What Rolex Teaches Us About Disruption

By in
What Rolex Teaches Us About Disruption

The common narrative around innovative disruption delivers a harsh verdict regarding companies that do not adapt to the new tech-enabled business models used by upstart competition. And in most cases that is correct. Walmart is finally following Amazon’s footsteps, to good effect. Disney and other media companies are swimming in Netflix’s wake now as well. Meanwhile Barnes & Noble is a $5 stock and the last Blockbuster stores (in Alaska, of all places) just closed their doors this summer.

For proof that there is actually another way, however, just look at the wrists of many finance professionals or high-level corporate managers. Chances are good (and excellent in NYC, I find) that you will see a mechanical watch. If disruption really were a one-way street, they simply wouldn’t be there. To understand why, a short history lesson…

Mechanical watches were, until the 1970s, the most common way to tell time portably anywhere in the world. They had disrupted the pocket watch during World War I, when men finally saw the merit of keeping your hands free and stopped thinking of wristwatches as ladies’ accessories. The Swiss watch industry took the global lead here, but America, Great Britain and other western countries all had vibrant centers of watch production as well.

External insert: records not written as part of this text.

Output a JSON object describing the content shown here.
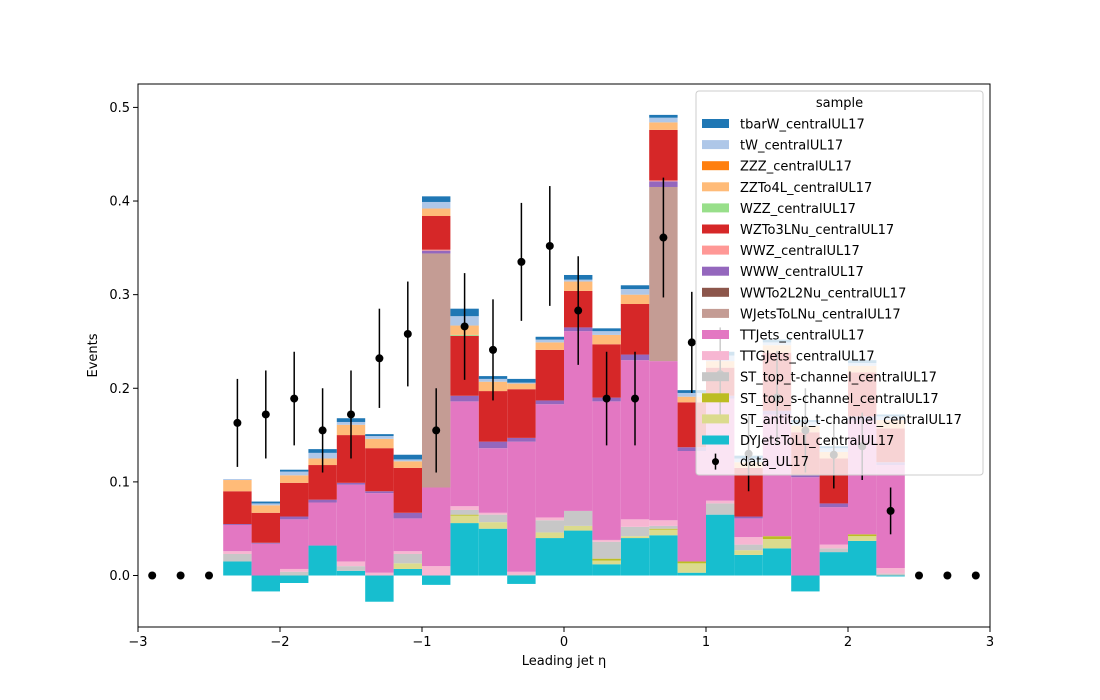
{
  "chart_data": {
    "type": "bar",
    "subtype": "stacked-histogram-with-data-points",
    "xlabel": "Leading jet  η",
    "ylabel": "Events",
    "xlim": [
      -3,
      3
    ],
    "ylim": [
      -0.055,
      0.525
    ],
    "x_ticks": [
      -3,
      -2,
      -1,
      0,
      1,
      2,
      3
    ],
    "x_tick_labels": [
      "−3",
      "−2",
      "−1",
      "0",
      "1",
      "2",
      "3"
    ],
    "y_ticks": [
      0.0,
      0.1,
      0.2,
      0.3,
      0.4,
      0.5
    ],
    "y_tick_labels": [
      "0.0",
      "0.1",
      "0.2",
      "0.3",
      "0.4",
      "0.5"
    ],
    "grid": false,
    "legend_title": "sample",
    "legend_placement": "top-right",
    "bin_edges": [
      -3.0,
      -2.8,
      -2.6,
      -2.4,
      -2.2,
      -2.0,
      -1.8,
      -1.6,
      -1.4,
      -1.2,
      -1.0,
      -0.8,
      -0.6,
      -0.4,
      -0.2,
      0.0,
      0.2,
      0.4,
      0.6,
      0.8,
      1.0,
      1.2,
      1.4,
      1.6,
      1.8,
      2.0,
      2.2,
      2.4,
      2.6,
      2.8,
      3.0
    ],
    "series": [
      {
        "name": "DYJetsToLL_centralUL17",
        "color": "#17becf",
        "values": [
          0,
          0,
          0,
          0.015,
          -0.017,
          -0.008,
          0.032,
          0.005,
          -0.028,
          0.007,
          -0.01,
          0.056,
          0.05,
          -0.009,
          0.04,
          0.048,
          0.012,
          0.04,
          0.043,
          0.003,
          0.065,
          0.022,
          0.029,
          -0.017,
          0.025,
          0.037,
          -0.001,
          0,
          0,
          0
        ]
      },
      {
        "name": "ST_antitop_t-channel_centralUL17",
        "color": "#dbdb8d",
        "values": [
          0,
          0,
          0,
          0,
          0,
          0,
          0,
          0,
          0,
          0.006,
          0,
          0.008,
          0.007,
          0,
          0.006,
          0.005,
          0.004,
          0.002,
          0.006,
          0.01,
          0,
          0.005,
          0.01,
          0,
          0,
          0.005,
          0,
          0,
          0,
          0
        ]
      },
      {
        "name": "ST_top_s-channel_centralUL17",
        "color": "#bcbd22",
        "values": [
          0,
          0,
          0,
          0,
          0,
          0,
          0,
          0,
          0,
          0,
          0,
          0.001,
          0,
          0,
          0,
          0,
          0.002,
          0,
          0.001,
          0.002,
          0,
          0,
          0.003,
          0,
          0,
          0.002,
          0,
          0,
          0,
          0
        ]
      },
      {
        "name": "ST_top_t-channel_centralUL17",
        "color": "#c7c7c7",
        "values": [
          0,
          0,
          0,
          0.008,
          0,
          0.004,
          0,
          0.005,
          0,
          0.01,
          0,
          0.005,
          0.008,
          0.001,
          0.013,
          0.016,
          0.018,
          0.01,
          0.003,
          0,
          0.012,
          0.006,
          0,
          0,
          0.004,
          0,
          0.002,
          0,
          0,
          0
        ]
      },
      {
        "name": "TTGJets_centralUL17",
        "color": "#f7b6d2",
        "values": [
          0,
          0,
          0,
          0.003,
          0,
          0.003,
          0,
          0.005,
          0.003,
          0.003,
          0.01,
          0.004,
          0.002,
          0.003,
          0.003,
          0,
          0.002,
          0.008,
          0.006,
          0,
          0.003,
          0.008,
          0,
          0,
          0.004,
          0,
          0.006,
          0,
          0,
          0
        ]
      },
      {
        "name": "TTJets_centralUL17",
        "color": "#e377c2",
        "values": [
          0,
          0,
          0,
          0.028,
          0.034,
          0.053,
          0.046,
          0.082,
          0.085,
          0.035,
          0.084,
          0.112,
          0.069,
          0.139,
          0.121,
          0.192,
          0.148,
          0.17,
          0.17,
          0.118,
          0.109,
          0.02,
          0.13,
          0.105,
          0.04,
          0.122,
          0.11,
          0,
          0,
          0
        ]
      },
      {
        "name": "WJetsToLNu_centralUL17",
        "color": "#c49c94",
        "values": [
          0,
          0,
          0,
          0,
          0,
          0,
          0,
          0,
          0,
          0,
          0.25,
          0,
          0,
          0,
          0,
          0,
          0,
          0,
          0.186,
          0,
          0,
          0,
          0,
          0,
          0,
          0,
          0,
          0,
          0,
          0
        ]
      },
      {
        "name": "WWTo2L2Nu_centralUL17",
        "color": "#8c564b",
        "values": [
          0,
          0,
          0,
          0,
          0,
          0,
          0,
          0,
          0,
          0,
          0,
          0,
          0,
          0,
          0,
          0,
          0,
          0,
          0,
          0,
          0,
          0,
          0,
          0,
          0,
          0,
          0,
          0,
          0,
          0
        ]
      },
      {
        "name": "WWW_centralUL17",
        "color": "#9467bd",
        "values": [
          0,
          0,
          0,
          0.001,
          0.001,
          0.003,
          0.003,
          0.002,
          0.002,
          0.006,
          0.003,
          0.006,
          0.007,
          0.004,
          0.004,
          0.004,
          0.004,
          0.006,
          0.006,
          0.004,
          0.003,
          0.002,
          0.004,
          0.002,
          0.004,
          0.004,
          0.003,
          0,
          0,
          0
        ]
      },
      {
        "name": "WWZ_centralUL17",
        "color": "#ff9896",
        "values": [
          0,
          0,
          0,
          0,
          0,
          0,
          0,
          0,
          0,
          0,
          0.001,
          0,
          0,
          0,
          0,
          0,
          0,
          0,
          0.001,
          0,
          0,
          0,
          0,
          0,
          0,
          0,
          0,
          0,
          0,
          0
        ]
      },
      {
        "name": "WZTo3LNu_centralUL17",
        "color": "#d62728",
        "values": [
          0,
          0,
          0,
          0.035,
          0.032,
          0.036,
          0.037,
          0.051,
          0.046,
          0.048,
          0.036,
          0.064,
          0.054,
          0.052,
          0.054,
          0.039,
          0.057,
          0.054,
          0.054,
          0.048,
          0.03,
          0.052,
          0.062,
          0.046,
          0.048,
          0.047,
          0.036,
          0,
          0,
          0
        ]
      },
      {
        "name": "WZZ_centralUL17",
        "color": "#98df8a",
        "values": [
          0,
          0,
          0,
          0,
          0,
          0,
          0,
          0,
          0,
          0,
          0,
          0.001,
          0,
          0,
          0,
          0,
          0,
          0,
          0,
          0,
          0,
          0,
          0,
          0,
          0,
          0,
          0,
          0,
          0,
          0
        ]
      },
      {
        "name": "ZZTo4L_centralUL17",
        "color": "#ffbb78",
        "values": [
          0,
          0,
          0,
          0.012,
          0.008,
          0.008,
          0.007,
          0.011,
          0.01,
          0.007,
          0.008,
          0.01,
          0.01,
          0.006,
          0.008,
          0.01,
          0.01,
          0.01,
          0.008,
          0.006,
          0.007,
          0.006,
          0.008,
          0.007,
          0.007,
          0.007,
          0.009,
          0,
          0,
          0
        ]
      },
      {
        "name": "ZZZ_centralUL17",
        "color": "#ff7f0e",
        "values": [
          0,
          0,
          0,
          0,
          0,
          0,
          0,
          0,
          0,
          0,
          0,
          0,
          0,
          0,
          0,
          0,
          0,
          0,
          0,
          0,
          0,
          0,
          0,
          0,
          0,
          0,
          0,
          0,
          0,
          0
        ]
      },
      {
        "name": "tW_centralUL17",
        "color": "#aec7e8",
        "values": [
          0,
          0,
          0,
          0.001,
          0.002,
          0.004,
          0.006,
          0.003,
          0.003,
          0.002,
          0.007,
          0.01,
          0.003,
          0.001,
          0.003,
          0.002,
          0.004,
          0.006,
          0.005,
          0.004,
          0.006,
          0.004,
          0.003,
          0.004,
          0.004,
          0.003,
          0.004,
          0,
          0,
          0
        ]
      },
      {
        "name": "tbarW_centralUL17",
        "color": "#1f77b4",
        "values": [
          0,
          0,
          0,
          0,
          0.002,
          0.002,
          0.004,
          0.004,
          0.002,
          0.005,
          0.006,
          0.008,
          0.003,
          0.004,
          0.003,
          0.005,
          0.003,
          0.004,
          0.003,
          0.003,
          0.004,
          0.003,
          0.003,
          0.002,
          0.002,
          0.003,
          0.002,
          0,
          0,
          0
        ]
      }
    ],
    "data_series": {
      "name": "data_UL17",
      "color": "#000000",
      "x": [
        -2.9,
        -2.7,
        -2.5,
        -2.3,
        -2.1,
        -1.9,
        -1.7,
        -1.5,
        -1.3,
        -1.1,
        -0.9,
        -0.7,
        -0.5,
        -0.3,
        -0.1,
        0.1,
        0.3,
        0.5,
        0.7,
        0.9,
        1.1,
        1.3,
        1.5,
        1.7,
        1.9,
        2.1,
        2.3,
        2.5,
        2.7,
        2.9
      ],
      "y": [
        0,
        0,
        0,
        0.163,
        0.172,
        0.189,
        0.155,
        0.172,
        0.232,
        0.258,
        0.155,
        0.266,
        0.241,
        0.335,
        0.352,
        0.283,
        0.189,
        0.189,
        0.361,
        0.249,
        0.215,
        0.13,
        0.19,
        0.155,
        0.129,
        0.138,
        0.069,
        0,
        0,
        0
      ],
      "yerr": [
        0,
        0,
        0,
        0.047,
        0.047,
        0.05,
        0.045,
        0.047,
        0.053,
        0.056,
        0.045,
        0.057,
        0.054,
        0.063,
        0.064,
        0.058,
        0.05,
        0.05,
        0.064,
        0.054,
        0.05,
        0.04,
        0.05,
        0.045,
        0.036,
        0.036,
        0.025,
        0,
        0,
        0
      ]
    }
  }
}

Then, in the 1970s, quartz watches became affordable and reliable enough to compete with mechanical timepieces. And, by any objective measure, their electronic movements were better than a bunch of gears and springs. They never had to be wound. They kept better time. With Asian (primarily Japanese) production bases, they were cheaper. And by the early 1980s, they were destroying the Swiss watch industry. From 1,600 producers in 1970, Switzerland had only 600 watchmakers in 1983.

The remaining Swiss watch companies knew they could not compete on price or “quality” (accuracy), so they changed existential nature of what they were selling. A mechanical watch in polished steel or precious metals (with a sprinkling of diamonds, perhaps) became a portable and visible symbol of wealth and achievement. The marketing became aspirational, highlighting the myriad of famous, successful people who wore these timepieces.

The timing for this shift from utilitarian item to status-signaler was pitch-perfect. The bull market of the 1980s delivered a new base of customers with the money and interest in this “new” product. Gordon Gecko didn’t wear a quartz watch; he rocked a gold Cartier Santos.

This basic recipe continues to work like a charm today. Thanks to rising affluence around the world, companies like Rolex, Patek Philippe and Audemars Piguet are sold out worldwide for many of their most popular models. Most of those go for $10,000, and often much more. All for watches which are nowhere near as reliable, accurate or robust as a $200 Casio.

Simply put, if innovative disruption were really an un-appealable death sentence to mature industries, mechanical watches wouldn’t exist today, let along thrive. Yes, Swiss watchmakers got lucky in the 1980s by selling status just as consumers wanted and could afford luxury. But they show that strategic shifts are possible, even in the face of tremendous disruption.